Make connections


No one reading this post has met the bonnie lass Scottish poet Robert Burns praises in his poem “A Red, Red Rose” (published in 1794), but it isn’t difficult to imagine the kind of woman he calls both “a red, red rose,” and a “melodie.” Our emotional experiences with red roses, melodies, and wooing lovers’ promises will influence our initial impressions as we read.
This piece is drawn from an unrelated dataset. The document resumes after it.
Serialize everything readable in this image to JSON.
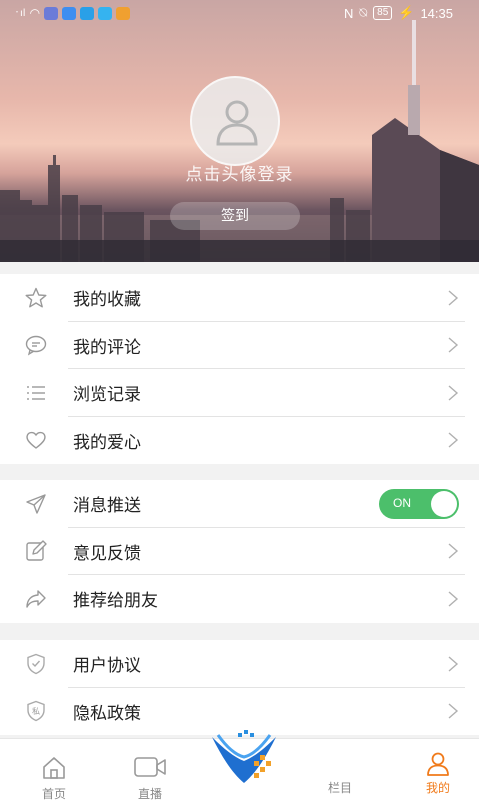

Here is the  poem in its entirety:

Oh my luve is like a red, red rose,
That’s newly sprung in June:
Oh my luve is like the melodie,
That’s sweetly play’d in tune.

As fair art thou, my bonie lass,
So deep in luve am I;
And I will luve thee still, my dear,
Till a’ the seas gang dry.
Till a’ the seas gang dry, my dear,
And the rocks melt wi’ the sun;
And I will luve thee still, my dear,
While the sands o’ life shall run.

And fare thee weel, my only luve!
And fare thee weel a while!
And I will come again, my luve,
Tho’ it were ten thousand mile!

Deeper participation in poetry requires being intellectually curious. Gardeners might note that Burns compares his lady not to the various pinks of wild roses, but to the red-reds of cultivated roses. History buffs might know whether that indicates the social class of the wooing couple. Music majors could determine whether the structure of the poem is faithful to refrains common in folk songs across Scotland or only to specific areas. Everyone can Google a biography of Burns to see if anything is known of his reasons for writing this poem.

Read, think, and reread. Make multiple connections with a poem and it repays your effort.